Wohnungselend in Berlin während der Urbanisierung

Bundesarchiv, Bild 183-1983-0225-309 / CC-BY-SA In dieser Wohnung, bestehend aus einem Zimmer und einer Küche, lebten zu Beginn des 20. Jhdts. 11 PersonenIn seinem Erfahrungsbericht von einem Besuch in einer Mietskaserne im Berliner Stadtteil Wedding beschreibt der damalige Journalist Albert Südekum die Wohn- und Lebensverhältnisse einer Arbeiterfamilie zur Zeit der
Urbanisierung im Deutschen Kaiserreich. Er begleitete an einem heißen und schwülen Augusttag in der Mitte der 1890er Jahre einen befreundeten Arzt bei einem Krankenbesuch in eine Wohnung. Die Patientin wohnte mit ihrer fünfköpfigen Familie im dritten Stock eines Hinterhauses. Aus Geldmangel musste das einzige Zimmer der Wohnung untervermietet werden, so dass der Familie nur die Küche zum Wohnen blieb.

Während der Arzt seine Patientin untersuchte, machte Südekum seine Notizen über die Wohnsituation der Familie. Er beschreibt die ärmliche Ausstattung der Wohnküche bis ins Detail. In der Küche lebten außer der Frau noch drei Kinder sowie der Ehemann, der Gelegenheitsarbeiter war. Südekum berichtet von der ländlichen Herkunft der Familie und von den zahlreichen Umzügen der Familie innerhalb der Großstadt. Durch Krankheiten und Fehl- oder Totgeburten wurde die Familie immer wieder zurückgeworfen.

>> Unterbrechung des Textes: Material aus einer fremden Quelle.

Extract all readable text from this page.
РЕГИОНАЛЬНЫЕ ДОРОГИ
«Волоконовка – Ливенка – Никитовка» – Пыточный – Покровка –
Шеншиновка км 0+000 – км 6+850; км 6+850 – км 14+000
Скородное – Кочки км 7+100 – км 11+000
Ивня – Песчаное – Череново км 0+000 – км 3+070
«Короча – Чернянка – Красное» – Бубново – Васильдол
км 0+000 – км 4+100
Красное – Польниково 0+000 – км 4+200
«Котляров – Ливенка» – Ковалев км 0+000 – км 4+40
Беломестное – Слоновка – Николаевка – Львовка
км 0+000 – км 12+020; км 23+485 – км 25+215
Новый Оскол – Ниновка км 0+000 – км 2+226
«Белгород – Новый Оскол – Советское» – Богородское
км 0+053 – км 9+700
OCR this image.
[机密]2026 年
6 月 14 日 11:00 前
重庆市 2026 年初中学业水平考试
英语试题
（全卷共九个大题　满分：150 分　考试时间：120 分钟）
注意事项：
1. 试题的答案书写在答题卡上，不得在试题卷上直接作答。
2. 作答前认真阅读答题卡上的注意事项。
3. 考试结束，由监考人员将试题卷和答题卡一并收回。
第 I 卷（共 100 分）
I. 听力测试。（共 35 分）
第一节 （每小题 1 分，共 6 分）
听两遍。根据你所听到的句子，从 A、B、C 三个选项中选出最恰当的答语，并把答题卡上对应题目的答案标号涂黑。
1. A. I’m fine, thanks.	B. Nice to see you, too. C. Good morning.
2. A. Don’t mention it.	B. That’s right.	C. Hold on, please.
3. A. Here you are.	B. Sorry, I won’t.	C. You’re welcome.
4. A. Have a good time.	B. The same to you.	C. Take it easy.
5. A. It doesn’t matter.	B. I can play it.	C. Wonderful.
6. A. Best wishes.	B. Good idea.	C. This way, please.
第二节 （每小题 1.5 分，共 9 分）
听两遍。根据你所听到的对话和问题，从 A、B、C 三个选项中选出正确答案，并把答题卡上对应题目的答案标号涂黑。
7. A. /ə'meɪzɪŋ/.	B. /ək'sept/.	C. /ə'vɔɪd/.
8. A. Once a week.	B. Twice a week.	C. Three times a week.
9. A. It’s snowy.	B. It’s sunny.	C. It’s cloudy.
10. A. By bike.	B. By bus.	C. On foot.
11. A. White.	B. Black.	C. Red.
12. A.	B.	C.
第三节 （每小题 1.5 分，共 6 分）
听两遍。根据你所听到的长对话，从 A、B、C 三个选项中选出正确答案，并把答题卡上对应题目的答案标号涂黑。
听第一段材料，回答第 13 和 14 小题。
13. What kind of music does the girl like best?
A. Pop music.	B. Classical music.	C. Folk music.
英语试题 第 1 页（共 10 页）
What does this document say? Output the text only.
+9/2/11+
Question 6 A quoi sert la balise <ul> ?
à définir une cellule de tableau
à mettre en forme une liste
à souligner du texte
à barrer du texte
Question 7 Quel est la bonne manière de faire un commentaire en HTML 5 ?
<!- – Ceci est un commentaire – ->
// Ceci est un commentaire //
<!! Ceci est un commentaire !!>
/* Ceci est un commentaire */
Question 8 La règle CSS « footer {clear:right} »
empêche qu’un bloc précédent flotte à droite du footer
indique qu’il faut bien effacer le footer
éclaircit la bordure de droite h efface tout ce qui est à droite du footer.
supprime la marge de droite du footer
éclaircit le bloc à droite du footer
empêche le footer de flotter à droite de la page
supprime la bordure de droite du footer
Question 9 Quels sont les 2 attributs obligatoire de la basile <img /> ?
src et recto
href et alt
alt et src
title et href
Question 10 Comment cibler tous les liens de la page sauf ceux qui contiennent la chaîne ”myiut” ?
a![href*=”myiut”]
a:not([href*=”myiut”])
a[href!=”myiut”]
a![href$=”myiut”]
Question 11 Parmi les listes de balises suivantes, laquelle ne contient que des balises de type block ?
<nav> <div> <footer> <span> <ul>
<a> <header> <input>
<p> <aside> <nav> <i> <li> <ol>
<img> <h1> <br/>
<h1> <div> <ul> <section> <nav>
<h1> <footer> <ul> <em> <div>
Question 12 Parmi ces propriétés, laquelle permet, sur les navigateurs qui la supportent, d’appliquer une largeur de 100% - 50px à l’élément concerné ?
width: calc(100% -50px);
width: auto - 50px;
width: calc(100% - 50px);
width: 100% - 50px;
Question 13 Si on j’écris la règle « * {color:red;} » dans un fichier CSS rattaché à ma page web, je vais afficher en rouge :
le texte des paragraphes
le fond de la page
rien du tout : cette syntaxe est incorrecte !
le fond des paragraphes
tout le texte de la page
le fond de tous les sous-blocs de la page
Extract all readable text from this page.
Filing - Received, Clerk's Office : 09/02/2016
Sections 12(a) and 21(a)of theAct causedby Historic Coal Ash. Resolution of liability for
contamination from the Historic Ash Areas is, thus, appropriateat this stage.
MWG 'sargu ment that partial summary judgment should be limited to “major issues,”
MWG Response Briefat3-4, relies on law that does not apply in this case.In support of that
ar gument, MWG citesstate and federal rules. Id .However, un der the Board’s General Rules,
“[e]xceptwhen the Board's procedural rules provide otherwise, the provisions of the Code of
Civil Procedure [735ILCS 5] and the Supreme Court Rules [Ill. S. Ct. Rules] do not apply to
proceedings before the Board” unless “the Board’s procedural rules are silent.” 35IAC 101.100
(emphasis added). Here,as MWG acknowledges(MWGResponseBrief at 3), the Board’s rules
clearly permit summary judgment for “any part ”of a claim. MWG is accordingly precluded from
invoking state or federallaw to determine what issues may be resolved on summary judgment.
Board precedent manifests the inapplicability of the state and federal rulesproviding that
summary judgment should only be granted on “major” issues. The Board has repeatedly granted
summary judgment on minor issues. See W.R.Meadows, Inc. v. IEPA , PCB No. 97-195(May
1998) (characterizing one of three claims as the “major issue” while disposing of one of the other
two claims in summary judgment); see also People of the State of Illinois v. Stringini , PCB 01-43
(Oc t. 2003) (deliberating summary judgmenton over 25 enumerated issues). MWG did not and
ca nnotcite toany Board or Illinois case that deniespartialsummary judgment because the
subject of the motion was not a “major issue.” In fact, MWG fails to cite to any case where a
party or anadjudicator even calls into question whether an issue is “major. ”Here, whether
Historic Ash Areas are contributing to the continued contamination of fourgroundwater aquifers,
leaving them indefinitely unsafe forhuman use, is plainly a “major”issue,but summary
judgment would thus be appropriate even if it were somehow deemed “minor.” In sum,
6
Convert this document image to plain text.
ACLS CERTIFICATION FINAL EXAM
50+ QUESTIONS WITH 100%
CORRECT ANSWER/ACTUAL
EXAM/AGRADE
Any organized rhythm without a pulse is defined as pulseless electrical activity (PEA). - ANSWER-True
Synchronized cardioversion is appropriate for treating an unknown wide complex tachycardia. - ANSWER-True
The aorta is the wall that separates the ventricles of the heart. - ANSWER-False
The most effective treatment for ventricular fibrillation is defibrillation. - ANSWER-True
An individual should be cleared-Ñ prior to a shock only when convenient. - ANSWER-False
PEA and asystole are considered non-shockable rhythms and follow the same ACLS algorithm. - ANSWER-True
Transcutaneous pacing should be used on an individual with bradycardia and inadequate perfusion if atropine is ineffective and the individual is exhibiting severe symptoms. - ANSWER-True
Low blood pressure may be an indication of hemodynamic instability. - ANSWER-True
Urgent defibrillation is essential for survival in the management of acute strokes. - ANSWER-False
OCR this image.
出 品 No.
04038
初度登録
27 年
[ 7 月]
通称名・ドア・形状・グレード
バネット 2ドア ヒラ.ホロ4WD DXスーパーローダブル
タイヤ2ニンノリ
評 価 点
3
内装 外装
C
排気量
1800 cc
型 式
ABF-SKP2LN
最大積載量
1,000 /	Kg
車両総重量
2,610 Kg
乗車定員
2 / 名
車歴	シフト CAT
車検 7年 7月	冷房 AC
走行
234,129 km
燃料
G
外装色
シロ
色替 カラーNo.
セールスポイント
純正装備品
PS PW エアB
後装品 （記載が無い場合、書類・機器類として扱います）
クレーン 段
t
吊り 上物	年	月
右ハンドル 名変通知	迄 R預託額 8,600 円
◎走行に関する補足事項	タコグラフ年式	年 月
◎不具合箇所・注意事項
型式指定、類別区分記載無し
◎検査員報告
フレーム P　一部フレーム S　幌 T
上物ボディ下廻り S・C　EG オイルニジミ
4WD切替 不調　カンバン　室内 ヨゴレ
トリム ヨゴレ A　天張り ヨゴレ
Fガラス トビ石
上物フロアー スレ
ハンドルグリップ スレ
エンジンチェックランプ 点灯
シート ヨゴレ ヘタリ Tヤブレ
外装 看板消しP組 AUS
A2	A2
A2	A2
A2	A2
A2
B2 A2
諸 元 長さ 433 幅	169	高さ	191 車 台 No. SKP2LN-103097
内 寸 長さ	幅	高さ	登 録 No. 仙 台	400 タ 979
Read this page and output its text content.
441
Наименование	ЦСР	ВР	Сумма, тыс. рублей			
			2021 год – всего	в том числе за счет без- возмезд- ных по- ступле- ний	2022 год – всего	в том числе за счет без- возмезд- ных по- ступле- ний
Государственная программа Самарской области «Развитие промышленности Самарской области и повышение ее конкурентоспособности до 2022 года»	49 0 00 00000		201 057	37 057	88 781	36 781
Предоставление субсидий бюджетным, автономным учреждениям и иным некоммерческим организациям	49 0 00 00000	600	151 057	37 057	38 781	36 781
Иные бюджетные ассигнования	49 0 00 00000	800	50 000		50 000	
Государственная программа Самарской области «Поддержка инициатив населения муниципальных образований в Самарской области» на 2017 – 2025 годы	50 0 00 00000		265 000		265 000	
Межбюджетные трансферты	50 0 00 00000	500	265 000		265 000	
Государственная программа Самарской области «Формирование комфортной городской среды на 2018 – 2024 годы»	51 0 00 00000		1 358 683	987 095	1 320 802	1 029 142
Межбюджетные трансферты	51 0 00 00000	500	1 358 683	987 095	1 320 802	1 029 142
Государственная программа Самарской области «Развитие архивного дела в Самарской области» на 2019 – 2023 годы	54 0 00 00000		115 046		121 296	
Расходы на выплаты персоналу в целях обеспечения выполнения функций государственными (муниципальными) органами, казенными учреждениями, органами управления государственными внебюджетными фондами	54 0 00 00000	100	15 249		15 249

Der Bericht der kranken Frau über die schlechten Wohn- und Lebensverhältnisse der Familie – sie hatten nur ein einziges Bett – ließ die Erkrankte fast verzweifeln. Ihr Ehemann war schon seit einigen Tagen kaum in der Wohnung; er zog es vor, bei der großen Hitze außer Haus zu schlafen. Die Frau konnte den Lärm und die brütende Hitze
in der Wohnung nicht mehr ertragen; sie fürchtete den Verstand zu verlieren und
sich das Leben zu nehmen.

Südekum berichtet sehr anschaulich von seiner „ersten Forschungsreise in das dunkle Land der Berliner Armenwohnungen“. Er beschreibt ein „menschenreiches Massenmietshaus“ in der Nähe der Reinickendorfer Straße im Wedding. Berlin hatte sich zum Ende des 19. Jahrhunderts zur größten Mietskasernenstadt der Welt entwickelt und mit durchschnittlich 78 Bewohnern pro Wohngebäude lag die Behausungsziffer in Berlin weltweit deutlich über der anderer Großstädte.[1]

Der Journalist und der Arzt besuchten eine kranke Frau im dritten Stock eines Quergebäudes. Ein typisches Berliner Mietshaus setzte sich zusammen aus Vorderhaus, Seitenflügel und einem oder mehreren Quergebäuden, gruppiert waren die bis zu fünf Stockwerke der Gebäude um meist nur 5,60 Meter im Quadrat messende Lichthöfe – gerade einmal so groß, dass ein Löschfahrzeug darin wenden konnte.[2] Südekum berichtet von einer Kinderschar unterschiedlichen Alters, die lärmend im Hof spielte. Er beschreibt diese Kinder als „arme Großstadtpflanzen“, ganz im Gegensatz zur „glücklicheren Jugend des Dorfes“ – das Leben auf dem Lande hierbei wohl etwas idealisierend. Mit seiner pathetischen Schilderung über die „stagnierende Luft“, die „bleischwer“ im engen Hof lag und der „brütende[n] Hitze“, entstanden durch die seit Tagen von der Sonne gesandten „Glutpfeile“ vermittelt er einen Eindruck der damaligen klimatischen Situation im stickigen Hinterhof einer Berliner Mietskaserne.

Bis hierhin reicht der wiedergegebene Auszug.